Una hora antes de que avistásemos a los piratas más o menos había tomado yo una observación, y había averiguado que estábamos en la latitud de 46 N y longitud 183. Cuando aún me hallaba a cierta distancia de los piratas, descubrí con el catalejo de bolsillo, al sureste, varias islas. Así que desplegué la vela, ya que el viento era favorable, con el propósito de ganar la más cercana de esas islas, cosa que conseguí en unas tres horas. Era totalmente rocosa, aunque encontré muchos huevos de aves; y haciendo chispa, encendí una fogata con algas secas, con la que cocí los huevos. No cené nada más, decidido a alargar las provisiones lo más posible. Pasé la noche al cobijo de una roca, extendiendo un poco de brezo debajo de mí, y dormí bastante bien.
Al día siguiente me dirigí a otra isla, y de allí a una tercera, y a una cuarta, unas veces utilizando la vela, y otras las pagayas.
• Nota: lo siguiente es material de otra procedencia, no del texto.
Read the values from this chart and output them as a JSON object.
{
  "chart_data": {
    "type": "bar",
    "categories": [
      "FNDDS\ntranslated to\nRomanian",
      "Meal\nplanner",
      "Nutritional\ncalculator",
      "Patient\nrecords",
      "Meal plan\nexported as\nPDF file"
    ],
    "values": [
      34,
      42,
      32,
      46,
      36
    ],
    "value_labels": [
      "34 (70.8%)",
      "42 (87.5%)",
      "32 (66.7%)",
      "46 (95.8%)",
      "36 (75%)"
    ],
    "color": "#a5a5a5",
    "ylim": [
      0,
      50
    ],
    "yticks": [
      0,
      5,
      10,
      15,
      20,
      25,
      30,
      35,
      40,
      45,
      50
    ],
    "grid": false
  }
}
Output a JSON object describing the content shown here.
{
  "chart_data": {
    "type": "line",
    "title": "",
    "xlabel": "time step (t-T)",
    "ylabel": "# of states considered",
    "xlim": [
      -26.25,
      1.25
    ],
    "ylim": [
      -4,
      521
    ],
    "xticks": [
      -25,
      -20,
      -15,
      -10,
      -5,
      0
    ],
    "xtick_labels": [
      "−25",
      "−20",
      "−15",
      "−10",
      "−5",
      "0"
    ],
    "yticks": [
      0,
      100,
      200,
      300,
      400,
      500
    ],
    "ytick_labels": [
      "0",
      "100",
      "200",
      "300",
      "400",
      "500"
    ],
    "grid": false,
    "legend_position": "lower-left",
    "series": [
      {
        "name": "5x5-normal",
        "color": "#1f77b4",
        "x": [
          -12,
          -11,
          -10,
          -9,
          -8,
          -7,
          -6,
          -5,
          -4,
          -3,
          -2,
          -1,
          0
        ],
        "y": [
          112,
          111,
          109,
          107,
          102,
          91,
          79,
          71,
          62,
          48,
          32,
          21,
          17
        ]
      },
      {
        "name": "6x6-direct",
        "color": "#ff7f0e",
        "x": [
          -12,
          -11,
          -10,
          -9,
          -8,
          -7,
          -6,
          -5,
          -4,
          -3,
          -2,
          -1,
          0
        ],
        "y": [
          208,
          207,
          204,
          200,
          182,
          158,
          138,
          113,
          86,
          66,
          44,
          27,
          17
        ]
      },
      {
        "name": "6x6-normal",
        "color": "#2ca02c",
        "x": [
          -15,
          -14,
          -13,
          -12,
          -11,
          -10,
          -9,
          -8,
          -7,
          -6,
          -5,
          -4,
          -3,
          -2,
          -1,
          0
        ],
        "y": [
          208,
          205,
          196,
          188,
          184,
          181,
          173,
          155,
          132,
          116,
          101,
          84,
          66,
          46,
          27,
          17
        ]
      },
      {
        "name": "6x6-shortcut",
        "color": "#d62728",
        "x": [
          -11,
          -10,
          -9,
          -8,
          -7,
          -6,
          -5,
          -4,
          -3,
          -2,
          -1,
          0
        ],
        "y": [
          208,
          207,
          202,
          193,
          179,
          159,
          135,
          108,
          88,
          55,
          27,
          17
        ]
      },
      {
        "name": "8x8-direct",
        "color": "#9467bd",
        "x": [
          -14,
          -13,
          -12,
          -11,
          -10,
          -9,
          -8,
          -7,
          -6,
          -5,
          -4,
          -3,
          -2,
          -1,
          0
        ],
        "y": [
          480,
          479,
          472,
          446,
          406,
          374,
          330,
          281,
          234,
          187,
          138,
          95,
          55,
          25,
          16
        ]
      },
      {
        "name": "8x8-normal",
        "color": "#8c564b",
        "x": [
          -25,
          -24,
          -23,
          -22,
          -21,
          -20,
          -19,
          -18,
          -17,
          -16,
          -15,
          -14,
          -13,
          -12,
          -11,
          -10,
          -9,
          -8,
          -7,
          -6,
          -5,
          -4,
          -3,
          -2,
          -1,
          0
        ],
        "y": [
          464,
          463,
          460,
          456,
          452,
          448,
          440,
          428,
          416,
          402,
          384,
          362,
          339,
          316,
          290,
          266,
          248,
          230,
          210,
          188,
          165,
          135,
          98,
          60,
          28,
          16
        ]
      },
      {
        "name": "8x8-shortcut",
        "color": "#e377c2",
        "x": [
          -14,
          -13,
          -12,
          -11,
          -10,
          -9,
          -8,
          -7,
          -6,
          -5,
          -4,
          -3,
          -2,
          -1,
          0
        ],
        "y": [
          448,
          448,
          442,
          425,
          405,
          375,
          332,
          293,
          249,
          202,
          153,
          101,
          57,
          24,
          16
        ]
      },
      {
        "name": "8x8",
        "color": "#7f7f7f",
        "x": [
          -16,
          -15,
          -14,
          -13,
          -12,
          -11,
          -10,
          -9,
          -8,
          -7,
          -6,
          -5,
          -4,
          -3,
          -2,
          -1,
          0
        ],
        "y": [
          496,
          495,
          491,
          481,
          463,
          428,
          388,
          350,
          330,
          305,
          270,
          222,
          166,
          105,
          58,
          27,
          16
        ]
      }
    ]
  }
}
Pero para no aburrir al lector con los pormenores de mis desventuras, baste decir que al quinto día llegué a la última isla que había visto, situada al sur-sureste de la primera.
La isla estaba más distante de lo que yo esperaba, de manera que no tardé menos de cinco horas en llegar a ella. Le di un rodeo casi completo antes de encontrar un lugar conveniente donde desembarcar, que era un pequeño entrante, unas tres veces el ancho de la canoa. Descubrí que la isla era toda rocas, sólo un poco entremezcladas con hierbas y matas olorosas. Saqué mis escasas provisiones, y tras reponer fuerzas, guardé el resto en una cueva, de las que había gran número. Conseguí gran cantidad de huevos en las rocas, y recogí buena cantidad de algas y hierba seca, con lo que pensé hacer fuego al día siguiente, para asar los huevos lo mejor posible —ya que tenía pedernal, eslabón, mecha y un cristal de aumento—. Pasé la noche tumbado en la cueva donde había guardado las provisiones. De lecho me sirvieron las mismas hierbas y algas secas que tenía para hacer fuego. Dormí muy poco, ya que las inquietudes del cerebro prevalecieron sobre el cansancio y me tuvieron desvelado. Pensaba en lo imposible que era sobrevivir en un medio tan desolado, y lo desdichado que sería mi fin. Sin embargo, sentía tal indiferencia y desaliento que no tenía ánimo para levantarme; y antes de que reuniera suficiente valor para salir de la cueva el día había avanzado ya bastante. Anduve un rato por las rocas; el cielo estaba totalmente despejado, y el sol calentaba tanto que tenía que apartar la cara, cuando, de repente, se oscureció, me pareció a mí, de manera totalmente distinta de como ocurre cuando se interpone una nube. Me volví, y descubrí entre el sol y yo un cuerpo inmenso y opaco que se desplazaba hacia la isla: parecía estar a unas dos millas de altura, y ocultó el sol durante seis o siete minutos; pero no noté que el aire se volviera más frío ni el cielo más oscuro que si me hubiera puesto a la sombra de una montaña. Al acercarse al lugar donde yo estaba, adquirió aspecto de una masa corpórea, con la parte inferior plana, lisa, y resplandeciente a causa del reflejo del mar que tenía debajo. Yo me encontraba en una elevación, a unas doscientas yardas de la orilla; y vi cómo este cuerpo inmenso descendía casi hasta situarse a mi altura, a menos de una milla inglesa de distancia. Saqué el catalejo de bolsillo, y pude divisar claramente varias personas que subían y bajaban a sus bordes, que parecían en pendiente; aunque no podía distinguir qué hacía esa gente.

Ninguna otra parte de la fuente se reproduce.